I was a little concerned at this session because Manuel would occasionally break into song when we were playing at the classes. He spoke almost no English. I can get by in Spanish, but not with anyone from Cuba; their speed and accent floor me. Before the engineer hit RECORD, I turned to Manuel and said “No cantele” or something like that. We were going three drummers at a time, money was tight and I didn’t want to waste a take. Sure enough, several minutes into the song, Manuel started singing. The engineer looked at me through the glass, but I shook my head so he would keep recording. It turned out great – in fact, we called the song La Cancion de Manuel. To this day, I’m not really sure what the words were. When we asked him, all we could get was that he was singing about the “ritual”. Gabrielle had been dancing in the control room while we were recording and he could see her through the glass.
Of course, after making this music, it was my job to sell it. Not an easy task. We were “bin-challenged.” There were very few bins in those days. We weren’t rock, we weren’t soul, we weren’t jazz, we weren’t classical, we weren’t pop. What to do? Gabrielle’s movement work was moving through this milieu called “New Age” and I thought I could get some distribution in that market which was just emerging. Not! It turned out that New Age music in those days was all harps, feathers, synthesizers and balloons. Our music had drums, and drums were not spiritual in the early ‘80’s. But we pushed on and, eventually our music found its way around the globe. And drums are now happening!
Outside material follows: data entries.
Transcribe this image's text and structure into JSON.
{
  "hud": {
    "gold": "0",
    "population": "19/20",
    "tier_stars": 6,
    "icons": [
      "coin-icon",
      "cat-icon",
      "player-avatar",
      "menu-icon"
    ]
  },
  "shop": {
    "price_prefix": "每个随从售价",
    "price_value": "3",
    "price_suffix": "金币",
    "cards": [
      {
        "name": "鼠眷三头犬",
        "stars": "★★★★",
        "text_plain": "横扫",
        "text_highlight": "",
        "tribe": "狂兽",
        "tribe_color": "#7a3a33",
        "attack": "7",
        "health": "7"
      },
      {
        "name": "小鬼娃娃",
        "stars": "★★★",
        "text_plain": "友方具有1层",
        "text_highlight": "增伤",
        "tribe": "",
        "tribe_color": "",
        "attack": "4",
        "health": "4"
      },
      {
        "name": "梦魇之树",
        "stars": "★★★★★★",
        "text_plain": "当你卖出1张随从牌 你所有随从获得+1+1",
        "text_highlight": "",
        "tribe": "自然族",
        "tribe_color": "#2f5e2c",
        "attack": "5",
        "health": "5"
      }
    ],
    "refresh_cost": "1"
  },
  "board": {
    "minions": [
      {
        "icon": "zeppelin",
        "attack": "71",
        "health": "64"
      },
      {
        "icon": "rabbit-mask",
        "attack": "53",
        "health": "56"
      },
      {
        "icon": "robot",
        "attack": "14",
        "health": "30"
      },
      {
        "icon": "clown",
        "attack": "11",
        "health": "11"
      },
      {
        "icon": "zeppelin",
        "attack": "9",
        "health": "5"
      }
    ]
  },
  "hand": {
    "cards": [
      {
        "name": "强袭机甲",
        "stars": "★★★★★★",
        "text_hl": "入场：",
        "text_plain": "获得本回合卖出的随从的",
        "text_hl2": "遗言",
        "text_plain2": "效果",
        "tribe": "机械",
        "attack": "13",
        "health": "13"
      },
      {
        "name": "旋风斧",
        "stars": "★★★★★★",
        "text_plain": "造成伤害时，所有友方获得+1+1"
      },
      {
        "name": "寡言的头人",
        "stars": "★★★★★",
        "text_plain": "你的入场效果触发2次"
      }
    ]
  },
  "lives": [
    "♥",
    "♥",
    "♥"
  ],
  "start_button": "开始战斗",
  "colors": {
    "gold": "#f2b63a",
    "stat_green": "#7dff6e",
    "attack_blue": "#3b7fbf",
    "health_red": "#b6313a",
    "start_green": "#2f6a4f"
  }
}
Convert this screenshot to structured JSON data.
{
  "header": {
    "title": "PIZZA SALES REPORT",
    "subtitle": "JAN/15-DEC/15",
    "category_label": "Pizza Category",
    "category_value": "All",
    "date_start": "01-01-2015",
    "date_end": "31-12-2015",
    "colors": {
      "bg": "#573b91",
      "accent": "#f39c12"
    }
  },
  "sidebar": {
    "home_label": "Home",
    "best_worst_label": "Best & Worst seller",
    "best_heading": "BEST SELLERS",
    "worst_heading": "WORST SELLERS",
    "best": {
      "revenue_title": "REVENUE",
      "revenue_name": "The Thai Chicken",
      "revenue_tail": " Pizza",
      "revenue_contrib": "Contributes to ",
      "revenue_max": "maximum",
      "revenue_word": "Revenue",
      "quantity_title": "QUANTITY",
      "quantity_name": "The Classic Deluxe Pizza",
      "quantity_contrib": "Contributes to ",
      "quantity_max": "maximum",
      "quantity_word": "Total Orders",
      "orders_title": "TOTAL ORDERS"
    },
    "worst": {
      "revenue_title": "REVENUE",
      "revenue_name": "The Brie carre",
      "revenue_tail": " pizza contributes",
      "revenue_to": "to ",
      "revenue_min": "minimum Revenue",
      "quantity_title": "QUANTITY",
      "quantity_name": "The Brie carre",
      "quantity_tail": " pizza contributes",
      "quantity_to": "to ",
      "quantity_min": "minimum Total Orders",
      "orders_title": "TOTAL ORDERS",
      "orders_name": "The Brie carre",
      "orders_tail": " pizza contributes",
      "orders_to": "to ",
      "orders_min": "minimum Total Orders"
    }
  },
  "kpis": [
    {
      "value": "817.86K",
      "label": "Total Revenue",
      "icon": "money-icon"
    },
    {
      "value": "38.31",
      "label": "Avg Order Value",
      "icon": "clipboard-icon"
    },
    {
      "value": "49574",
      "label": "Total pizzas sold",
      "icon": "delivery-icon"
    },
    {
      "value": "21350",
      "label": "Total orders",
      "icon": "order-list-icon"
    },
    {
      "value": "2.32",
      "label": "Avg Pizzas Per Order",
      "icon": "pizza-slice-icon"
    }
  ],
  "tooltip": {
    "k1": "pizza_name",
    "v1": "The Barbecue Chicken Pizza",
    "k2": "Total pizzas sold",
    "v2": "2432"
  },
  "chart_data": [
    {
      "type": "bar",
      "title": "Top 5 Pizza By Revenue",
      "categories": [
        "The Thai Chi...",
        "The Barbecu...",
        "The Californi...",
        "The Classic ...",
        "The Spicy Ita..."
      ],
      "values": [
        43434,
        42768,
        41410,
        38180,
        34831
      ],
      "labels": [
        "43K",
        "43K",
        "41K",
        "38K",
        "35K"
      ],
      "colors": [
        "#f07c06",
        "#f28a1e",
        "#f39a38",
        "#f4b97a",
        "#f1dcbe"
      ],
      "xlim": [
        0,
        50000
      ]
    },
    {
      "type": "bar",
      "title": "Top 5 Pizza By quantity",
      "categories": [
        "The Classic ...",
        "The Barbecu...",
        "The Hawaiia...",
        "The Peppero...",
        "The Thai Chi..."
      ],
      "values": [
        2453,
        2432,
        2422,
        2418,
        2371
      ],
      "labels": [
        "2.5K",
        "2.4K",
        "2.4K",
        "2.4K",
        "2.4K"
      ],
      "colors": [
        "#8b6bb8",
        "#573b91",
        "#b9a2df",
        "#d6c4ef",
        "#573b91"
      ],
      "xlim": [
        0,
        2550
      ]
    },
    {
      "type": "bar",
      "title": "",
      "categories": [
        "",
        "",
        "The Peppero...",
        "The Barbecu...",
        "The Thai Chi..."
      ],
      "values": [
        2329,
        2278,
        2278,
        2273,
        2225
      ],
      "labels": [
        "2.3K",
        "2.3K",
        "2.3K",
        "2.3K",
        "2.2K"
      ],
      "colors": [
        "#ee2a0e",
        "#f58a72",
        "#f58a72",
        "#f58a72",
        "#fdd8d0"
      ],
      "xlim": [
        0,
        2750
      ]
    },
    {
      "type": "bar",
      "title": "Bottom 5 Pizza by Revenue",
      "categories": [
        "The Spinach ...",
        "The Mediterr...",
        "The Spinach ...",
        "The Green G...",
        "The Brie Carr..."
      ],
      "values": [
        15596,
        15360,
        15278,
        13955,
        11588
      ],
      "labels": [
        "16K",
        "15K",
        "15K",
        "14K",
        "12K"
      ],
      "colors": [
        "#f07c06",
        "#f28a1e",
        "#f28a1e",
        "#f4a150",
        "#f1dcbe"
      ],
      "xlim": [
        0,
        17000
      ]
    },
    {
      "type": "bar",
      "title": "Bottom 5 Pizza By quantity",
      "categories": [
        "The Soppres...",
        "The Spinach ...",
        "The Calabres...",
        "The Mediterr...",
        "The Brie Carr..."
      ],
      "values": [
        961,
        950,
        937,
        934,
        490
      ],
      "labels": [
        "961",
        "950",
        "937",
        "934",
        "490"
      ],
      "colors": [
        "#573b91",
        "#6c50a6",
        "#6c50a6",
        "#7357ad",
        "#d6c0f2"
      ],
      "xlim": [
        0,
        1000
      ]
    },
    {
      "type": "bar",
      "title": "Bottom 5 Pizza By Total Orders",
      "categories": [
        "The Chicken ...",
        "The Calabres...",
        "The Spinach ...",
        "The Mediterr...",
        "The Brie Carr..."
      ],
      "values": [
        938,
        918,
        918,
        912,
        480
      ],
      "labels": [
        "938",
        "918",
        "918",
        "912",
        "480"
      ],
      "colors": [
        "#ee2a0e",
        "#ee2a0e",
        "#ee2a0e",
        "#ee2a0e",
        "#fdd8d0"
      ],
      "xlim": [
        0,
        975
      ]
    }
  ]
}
I had working titles for all of the songs as we went along with each album. None of them lasted. Gabrielle handled the titles for our songs, sometimes to capture the essence of a completed song, sometimes to guide the development of one. The album Bones is a good example. I had put down six bottoms, basic drums only and sent a cassette to Gabrielle who was teaching in Europe for a long stretch. A week later, we’re on the phone and she says: “Not sure what we’ll call this album, but bottom #3 should be a warm-up and we’ll make the other five songs in the rhythms, but call them by the name of animals. And she named the animals.” Hence, the album Bones, with its songs Dolphin (flowing), Raven (staccato), Snake (chaos), Deer (lyrical) and Wolf (stillness). And she pulled another one of her G-Strings for the song, Snake. We decided we wanted a violin over the drums. Gabrielle said it had to be a mournful violinist. Three days later, we walked into our favorite coffee shop and ran into our friend Boris, the Russian rock 'n' roll idol who we later made the albums Refuge and Bardo with. He was excited to introduce us to a new friend, Jonny Cunningham, at the next table. He happened to be a violin player in a popular rock band. A Scottish violin player. The archetypical mournful violin player.